Controllers in a complex monitor and control system are typically organized hierarchically. One or more digital controllers at the lowest level directly control the physical plant. Each output of a higher-level controller is a reference input of one or more lower-level controllers. With few exceptions, one or more of the higher-level controllers interfaces with the operator.
For example, a patient care system may consist of microprocessor-based controllers that monitor and control the patient’s blood pressure, respiration, glucose, and so forth. There may be a higher- level controller (e.g., an expert system) which interacts with the operator (a nurse or doctor) and chooses the desired values of these health indicators. While the computation done by each digital controller is simple and nearly deterministic, the computation of a high level controller is likely to be far more complex and variable. While the period of a low level control-law computation ranges from milliseconds to seconds, the periods of high-level control-law computations may be minutes, even hours.

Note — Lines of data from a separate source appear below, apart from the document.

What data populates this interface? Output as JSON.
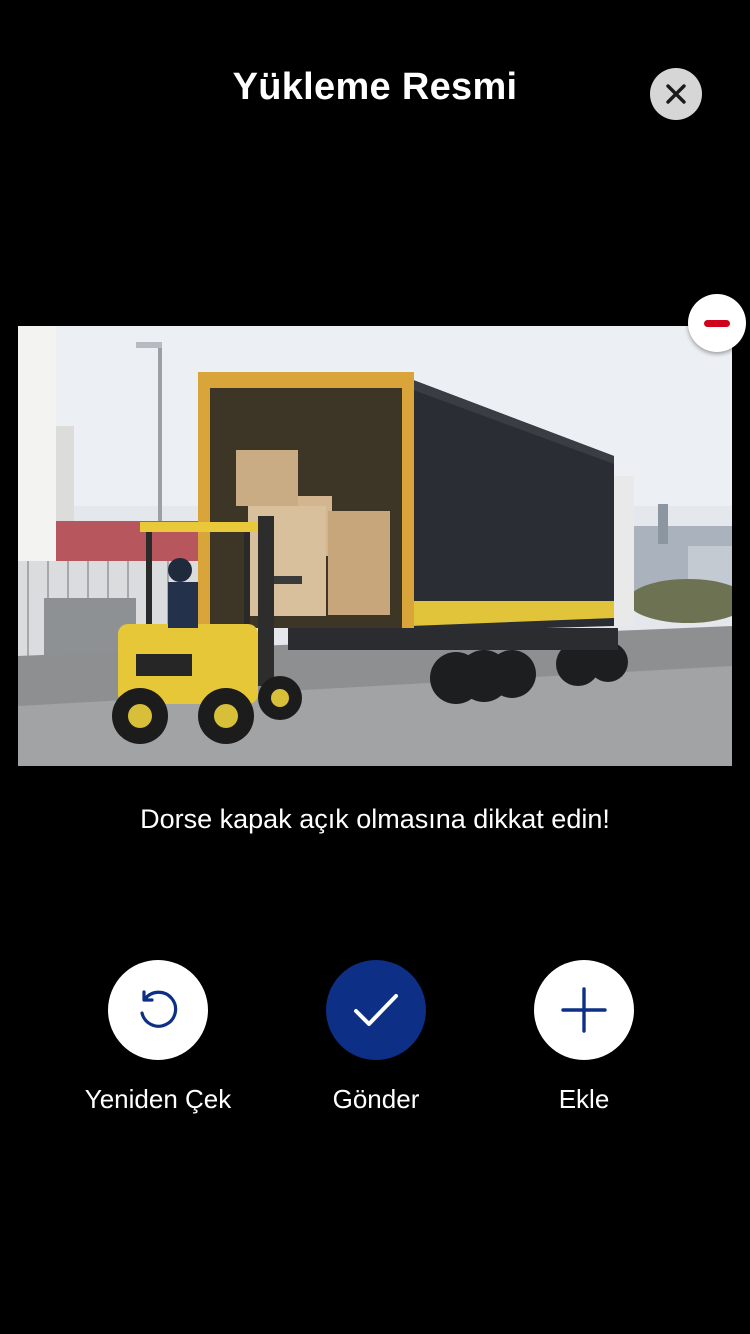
{
  "header": {
    "title": "Yükleme Resmi",
    "close_icon": "close-icon"
  },
  "photo": {
    "description_alt": "Forklift loading boxes into truck trailer",
    "remove_icon": "minus-icon"
  },
  "hint": {
    "text": "Dorse kapak açık olmasına dikkat edin!"
  },
  "actions": [
    {
      "label": "Yeniden Çek",
      "icon": "refresh-icon"
    },
    {
      "label": "Gönder",
      "icon": "check-icon"
    },
    {
      "label": "Ekle",
      "icon": "plus-icon"
    }
  ],
  "colors": {
    "background": "#000000",
    "primary": "#0d2f86",
    "danger": "#d0021b",
    "close_bg": "#d6d6d6"
  }
}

Figure shows a more complex example: the hierarchy of flight control, avionics, and air traffic control systems. The Air Traffic Control (ATC) system is at the highest level. It regulates the flow of flights to each destination airport. It does so by assigning to each aircraft an arrival time at each metering fix (or waypoint) en route to the destination: The aircraft is supposed to arrive at the metering fix at the assigned arrival time. At any time while in flight, the assigned arrival time to
the next metering fix is a reference input to the on-board flight management system. The flight management system chooses a time-referenced flight path that brings the aircraft to the next metering fix at the assigned arrival time. The cruise speed, turn radius, decent/accent rates, and so forth required to follow the chosen time-referenced flight path are the reference inputs to the flight controller at the lowest level of the control hierarchy.
Guidance and Control
While a digital controller deals with some dynamical behavior of the physical plant, a second level controller typically performs guidance and path planning functions to achieve a higher level goal. In particular, it tries to find one of the most desirable trajectories among all trajectories that meet the constraints of the system. The trajectory is most desirable because it optimizes some cost function(s). The algorithm(s) used for this purpose is the solution(s) of some constrained optimization problem(s).
As an example, we look again at a flight management system. The constraints that must be satisfied by the chosen flight path include the ones imposed by the characteristics of the aircraft, such as the maximum and minimum allowed cruise speeds and decent/accent rates, as well as constraints imposed by external factors, such as the ground track and altitude profile specified by the ATC system and weather conditions. A cost function is fuel consumption: A most desirable flight path is a most fuel efficient among all paths that meet all the constraints and will bring the aircraft to the next metering fix at the assigned arrival time. This problem is known as the constrained fixed- time, minimum-fuel problem. When the flight is late, the flight management system may try to bring the aircraft to the next metering fix in the shortest time. In that case, it will use an algorithm that solves the time-optimal problem.
Real-Time Command and Control
The controller at the highest level of a control hierarchy is a command and control system. The controller at the highest level of a control hierarchy is a command and control system. In contrast to a low-level controller whose workload is either purely or mostly periodic, a command and control system also computes and communicates in response to sporadic events and operators’ commands. It may process image and speech, query and update databases, simulate various scenarios, and the like. The resource and processing time demands of these tasks can be large and varied. Fortunately, most of the timing requirements of a command and control system are less stringent. Whereas a low-level control system typically runs on one computer or a few computers connected by a small network or dedicated links, a command and control system is often a large distributed system containing tens and hundreds of computers and many different kinds of networks. In this respect, it resembles interactive, on-line transaction systems (e.g., a stock price quotation system) which are also sometimes called real-time systems.
The controller at the highest level of a control hierarchy is a command and control system. An Air Traffic Control (ATC) system is an excellent example. Figure 1–5 shows a possible architecture. The ATC system monitors the aircraft in its coverage area and the environment (e.g., weather condition) and generates and presents the information needed by the operators (i.e., the air traffic controllers). Outputs from the ATC system include the assigned arrival times to metering fixes for individual aircraft. As stated earlier, these outputs are reference inputs to on-board flight
management systems. Thus, the ATC system indirectly controls the embedded components in low levels of the control hierarchy. In addition, the ATC system provides voice and telemetry links to on-board avionics. Thus it supports the communication among the operators at both levels (i.e., the pilots and air traffic controllers).
The ATC system gathers information on the “state” of each aircraft via one or more active radars. Such radar interrogates each aircraft periodically. When interrogated, an air-craft responds by sending to the ATC system its “state variables”: identifier, position, altitude, heading, and so on. (In Figure 1–5, these variables are referred to collectively as a track record, and the current trajectory of the aircraft is a track.) The ATC system processes messages from aircraft and stores the state information thus obtained in a database. This information is picked up and processed by display processors. At the same time, a surveillance system continuously analyzes the scenario and alerts the operators whenever it detects any potential hazard (e.g., a possible collision).